Escola Superior de Ciências da Santa Casa de Misericórdia de Vitória (EMESCAM)

Avenida Nossa Senhora da Penha, 2190, Santa Luiza - Vitória - ES - 29045-402

Submetido em 31 Março 2015

Resumo

O baço apresenta importantes funções, dentre as quais se destaca a imunológica. A sua retirada pode implicar na falta dessas funções e daí sobrevir infecções, principalmente em crianças, podendo levar ao óbito. Daí a importância de se conservar o órgão ou parte dele. Das cirurgias conservadoras sobre o baço (esplenorrafia, ressecções parciais segmentares, autoimplantes esplênicos autógenos, esplenectomia subtotal com preservação do polo superior), a mais recentemente descrita foi a esplenectomia subtotal com preservação do polo inferior (ESTPI). Esta operação, que se constitui em linha de pesquisa do primeiro autor, visa garantir as funções esplênicas.

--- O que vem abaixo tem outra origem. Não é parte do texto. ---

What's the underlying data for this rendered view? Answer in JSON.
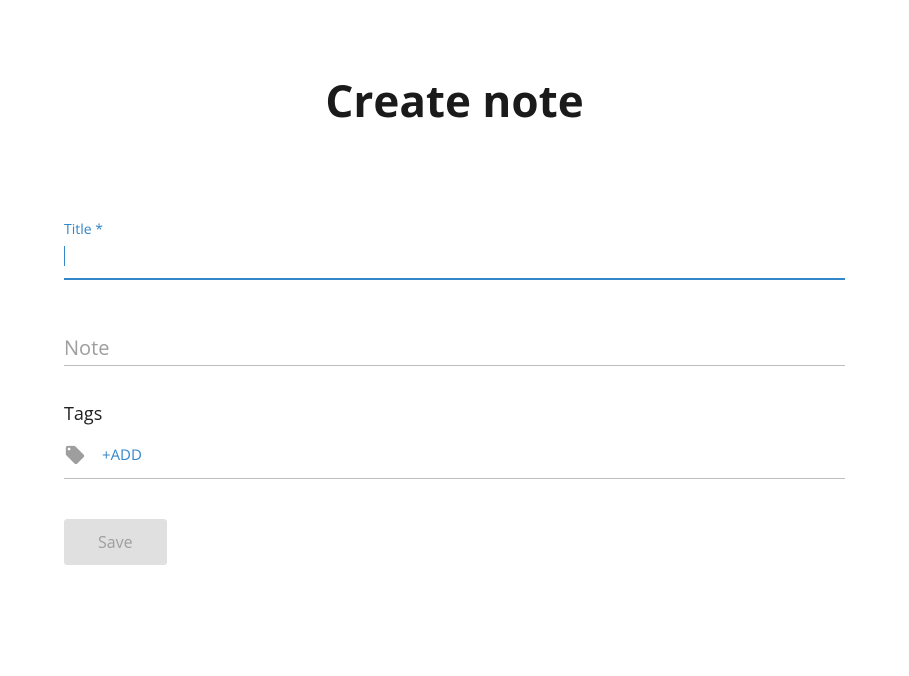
{
  "page": {
    "heading": "Create note"
  },
  "form": {
    "title": {
      "label": "Title *",
      "value": ""
    },
    "note": {
      "placeholder": "Note",
      "value": ""
    },
    "tags": {
      "label": "Tags",
      "add_label": "+ADD"
    },
    "save_label": "Save"
  }
}
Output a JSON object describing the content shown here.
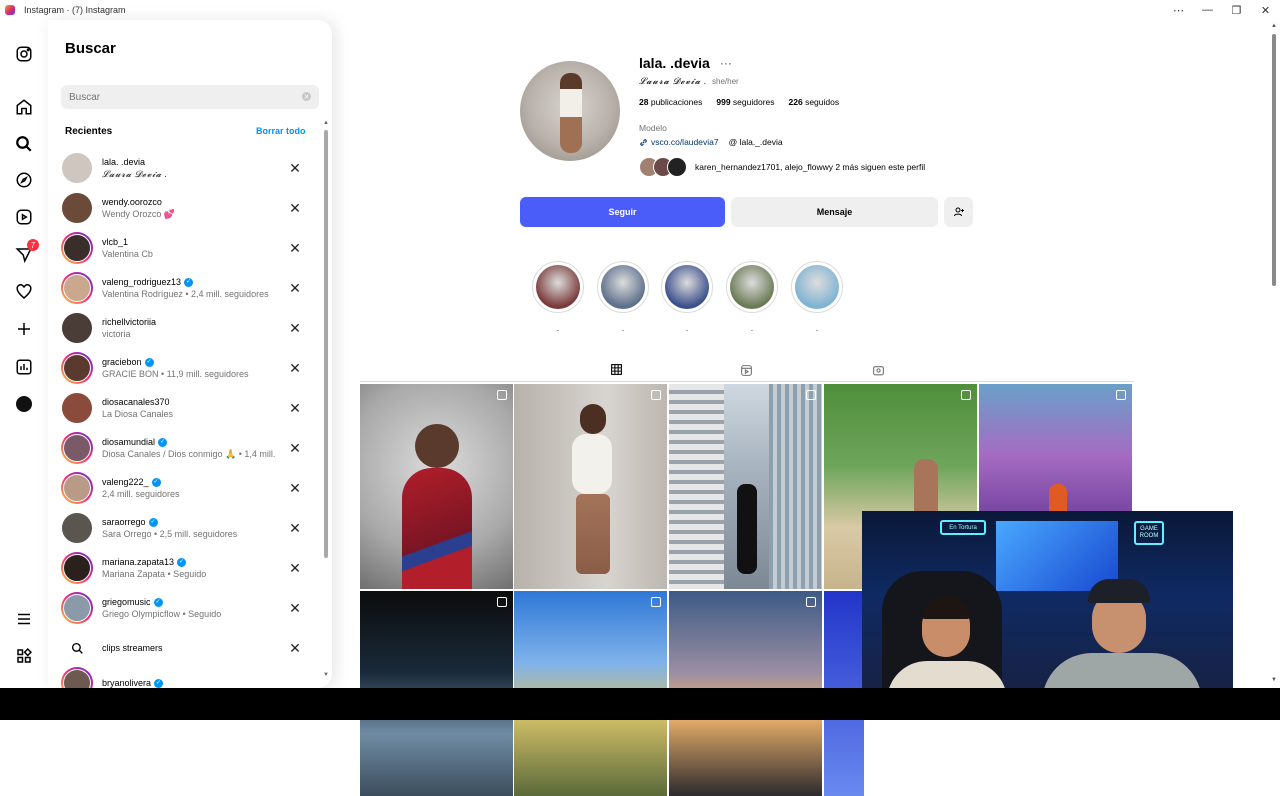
{
  "window": {
    "title": "Instagram · (7) Instagram",
    "controls": [
      "⋯",
      "—",
      "❐",
      "✕"
    ]
  },
  "nav": {
    "notification_count": "7"
  },
  "search": {
    "title": "Buscar",
    "placeholder": "Buscar",
    "recent_label": "Recientes",
    "clear_all": "Borrar todo",
    "items": [
      {
        "username": "lala. .devia",
        "subtitle": "𝓛𝓪𝓾𝓻𝓪 𝓓𝓮𝓿𝓲𝓪 .",
        "script": true,
        "verified": false,
        "ring": false,
        "avatar": "#cfc6bf"
      },
      {
        "username": "wendy.oorozco",
        "subtitle": "Wendy Orozco 💕",
        "verified": false,
        "ring": false,
        "avatar": "#6b4a3a"
      },
      {
        "username": "vlcb_1",
        "subtitle": "Valentina Cb",
        "verified": false,
        "ring": true,
        "avatar": "#3a2e2a"
      },
      {
        "username": "valeng_rodriguez13",
        "subtitle": "Valentina Rodríguez • 2,4 mill. seguidores",
        "verified": true,
        "ring": true,
        "avatar": "#c9a88e"
      },
      {
        "username": "richellvictoriia",
        "subtitle": "victoria",
        "verified": false,
        "ring": false,
        "avatar": "#4a3c36"
      },
      {
        "username": "graciebon",
        "subtitle": "GRACIE BON • 11,9 mill. seguidores",
        "verified": true,
        "ring": true,
        "avatar": "#5a3a2e"
      },
      {
        "username": "diosacanales370",
        "subtitle": "La Diosa Canales",
        "verified": false,
        "ring": false,
        "avatar": "#8a4a3c"
      },
      {
        "username": "diosamundial",
        "subtitle": "Diosa Canales / Dios conmigo 🙏 • 1,4 mill.",
        "verified": true,
        "ring": true,
        "avatar": "#7a5a66"
      },
      {
        "username": "valeng222_",
        "subtitle": "2,4 mill. seguidores",
        "verified": true,
        "ring": true,
        "avatar": "#b99a86"
      },
      {
        "username": "saraorrego",
        "subtitle": "Sara Orrego • 2,5 mill. seguidores",
        "verified": true,
        "ring": false,
        "avatar": "#5b5550"
      },
      {
        "username": "mariana.zapata13",
        "subtitle": "Mariana Zapata • Seguido",
        "verified": true,
        "ring": true,
        "avatar": "#2a201c"
      },
      {
        "username": "griegomusic",
        "subtitle": "Griego Olympicflow • Seguido",
        "verified": true,
        "ring": true,
        "avatar": "#8a9aa8"
      }
    ],
    "keyword_item": "clips streamers",
    "partial_item": "bryanolivera"
  },
  "profile": {
    "username": "lala. .devia",
    "more": "···",
    "full_name": "𝓛𝓪𝓾𝓻𝓪 𝓓𝓮𝓿𝓲𝓪 .",
    "pronouns": "she/her",
    "posts_count": "28",
    "posts_label": "publicaciones",
    "followers_count": "999",
    "followers_label": "seguidores",
    "following_count": "226",
    "following_label": "seguidos",
    "category": "Modelo",
    "link": "vsco.co/laudevia7",
    "threads": "lala._.devia",
    "followed_by_names": "karen_hernandez1701, alejo_floww",
    "followed_by_rest": " y 2 más siguen este perfil",
    "follow_button": "Seguir",
    "message_button": "Mensaje",
    "highlights": [
      {
        "label": ".",
        "color": "#7a3a3a"
      },
      {
        "label": ".",
        "color": "#5c6f8c"
      },
      {
        "label": ".",
        "color": "#3b4f8a"
      },
      {
        "label": ".",
        "color": "#6a7a54"
      },
      {
        "label": ".",
        "color": "#7fb3d2"
      }
    ]
  },
  "cam_overlay": {
    "sign1": "En Tortura",
    "sign2": "GAME ROOM"
  }
}
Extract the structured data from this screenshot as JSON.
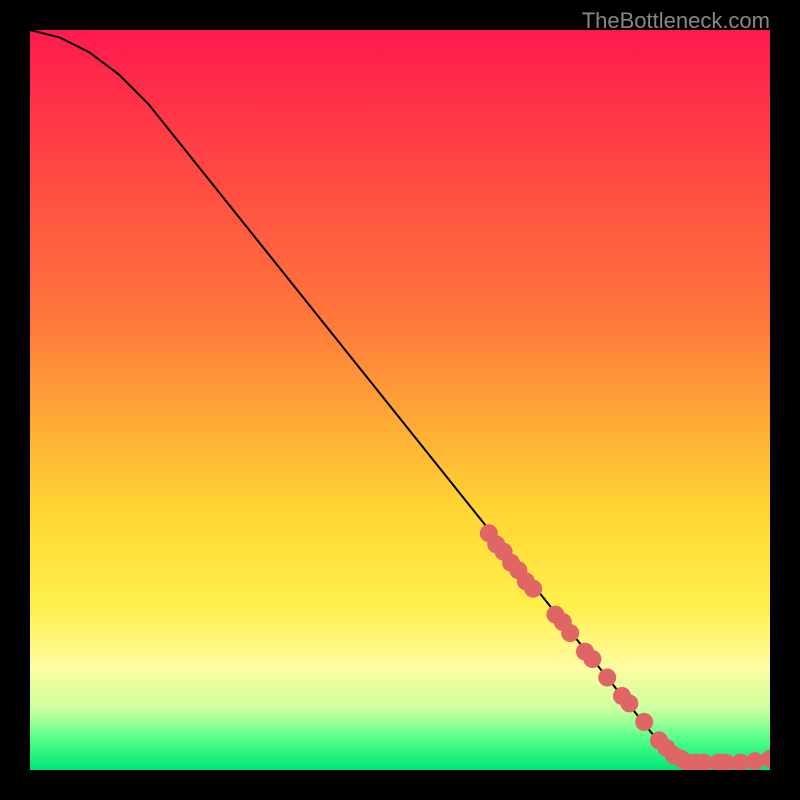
{
  "watermark": "TheBottleneck.com",
  "chart_data": {
    "type": "line",
    "title": "",
    "xlabel": "",
    "ylabel": "",
    "xlim": [
      0,
      100
    ],
    "ylim": [
      0,
      100
    ],
    "background_gradient": {
      "stops": [
        {
          "offset": 0,
          "color": "#ff1a4d"
        },
        {
          "offset": 40,
          "color": "#ff7a3a"
        },
        {
          "offset": 65,
          "color": "#ffd633"
        },
        {
          "offset": 78,
          "color": "#fff04d"
        },
        {
          "offset": 86,
          "color": "#fffca0"
        },
        {
          "offset": 92,
          "color": "#c8ff9e"
        },
        {
          "offset": 96,
          "color": "#4dff88"
        },
        {
          "offset": 100,
          "color": "#00e673"
        }
      ]
    },
    "curve": [
      {
        "x": 0,
        "y": 100
      },
      {
        "x": 4,
        "y": 99
      },
      {
        "x": 8,
        "y": 97
      },
      {
        "x": 12,
        "y": 94
      },
      {
        "x": 16,
        "y": 90
      },
      {
        "x": 20,
        "y": 85
      },
      {
        "x": 30,
        "y": 72.5
      },
      {
        "x": 40,
        "y": 60
      },
      {
        "x": 50,
        "y": 47.5
      },
      {
        "x": 60,
        "y": 35
      },
      {
        "x": 70,
        "y": 22.5
      },
      {
        "x": 78,
        "y": 12.5
      },
      {
        "x": 84,
        "y": 5
      },
      {
        "x": 87,
        "y": 2
      },
      {
        "x": 90,
        "y": 1
      },
      {
        "x": 95,
        "y": 1
      },
      {
        "x": 100,
        "y": 1.5
      }
    ],
    "markers": [
      {
        "x": 62,
        "y": 32
      },
      {
        "x": 63,
        "y": 30.5
      },
      {
        "x": 64,
        "y": 29.5
      },
      {
        "x": 65,
        "y": 28
      },
      {
        "x": 66,
        "y": 27
      },
      {
        "x": 67,
        "y": 25.5
      },
      {
        "x": 68,
        "y": 24.5
      },
      {
        "x": 71,
        "y": 21
      },
      {
        "x": 72,
        "y": 20
      },
      {
        "x": 73,
        "y": 18.5
      },
      {
        "x": 75,
        "y": 16
      },
      {
        "x": 76,
        "y": 15
      },
      {
        "x": 78,
        "y": 12.5
      },
      {
        "x": 80,
        "y": 10
      },
      {
        "x": 81,
        "y": 9
      },
      {
        "x": 83,
        "y": 6.5
      },
      {
        "x": 85,
        "y": 4
      },
      {
        "x": 86,
        "y": 3
      },
      {
        "x": 87,
        "y": 2
      },
      {
        "x": 88,
        "y": 1.5
      },
      {
        "x": 89,
        "y": 1
      },
      {
        "x": 90,
        "y": 1
      },
      {
        "x": 91,
        "y": 1
      },
      {
        "x": 93,
        "y": 1
      },
      {
        "x": 94,
        "y": 1
      },
      {
        "x": 96,
        "y": 1
      },
      {
        "x": 98,
        "y": 1.2
      },
      {
        "x": 100,
        "y": 1.5
      }
    ],
    "marker_color": "#e06666",
    "line_color": "#000000"
  }
}
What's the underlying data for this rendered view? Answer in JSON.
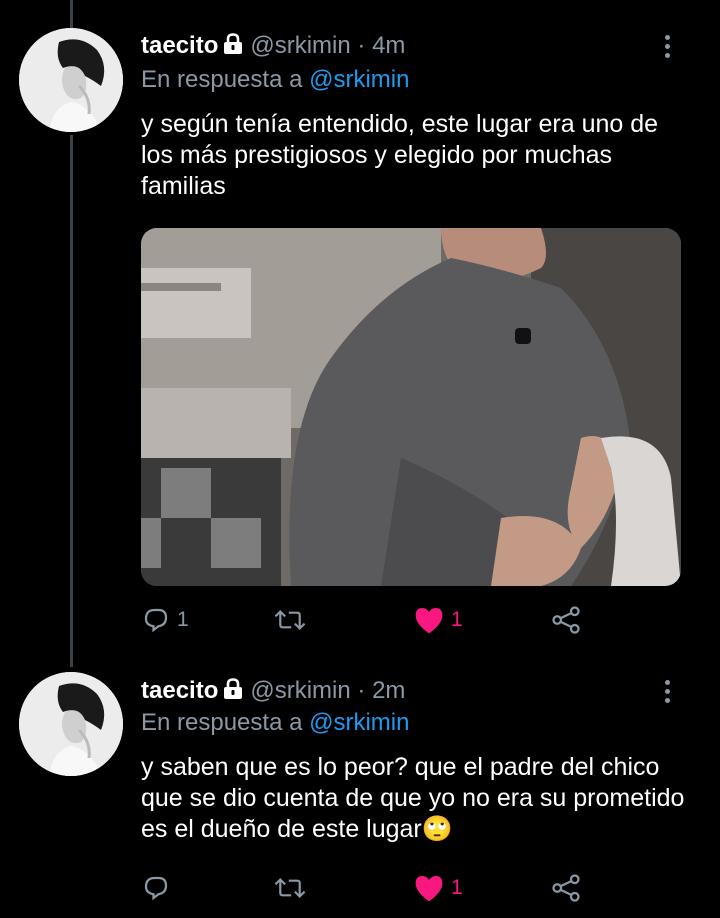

Descritores (Palavras-chave)

Baço; Cirurgia Geral; Esplenectomia

Introdução

O baço, órgão do sistema mononuclear fagocitário,1 foi considerado durante muito tempo não essencial à vida e, portanto, a sua retirada devido a trauma ou outras doenças, não provocaria dano maior ao paciente.2-5 Em 1952, King & Shumacker Jr constataram a associação entre a remoção do baço e a ocorrência de sepse em crianças.6 Desde então, os riscos de infecção pós-esplenectomia têm sido reconhecidos em crianças e em adultos, principalmente nos dois primeiros anos após a cirurgia.7,8 As complicações infecciosas após a esplenectomia foram também observadas em animais de experimentação.9-12 Têm sido também relatadas alterações no metabolismo lipídico em seres humanos13-15 e em animais de laboratório,16-21 que podem causar aterosclerose.16 O baço, provavelmente, apresenta funções ainda desconhecidas. Nesse caso a retirada desse órgão comprometeria essas funções. Observada a importância desse órgão, sua preservação total ou parcial passou a ser realizada de forma mais frequente por meio de esplenorrafias,5 oclusões vasculares,22-26 esplenectomias parciais27-29 e dos implantes esplênicos autógenos.30-32 Destas operações, a mais recentemente descrita foi a esplenectomia subtotal com preservação do polo inferior (ESTPI).33 Nesta técnica, o suprimento sanguíneo é mantido por meio dos vasos do ligamento gastroesplênico que podem ser os vasos existentes neste ligamento ou por vaso da artéria polar inferior. Este trabalho destina-se à revisão desta técnica.

Revisão de literatura

Em 1999, o primeiro autor e colaboradores publicaram o trabalho pioneiro no assunto. Eles realizaram em cães a ESTPI (Figura 1) para verificar a viabilidade do polo inferior (PI) do baço.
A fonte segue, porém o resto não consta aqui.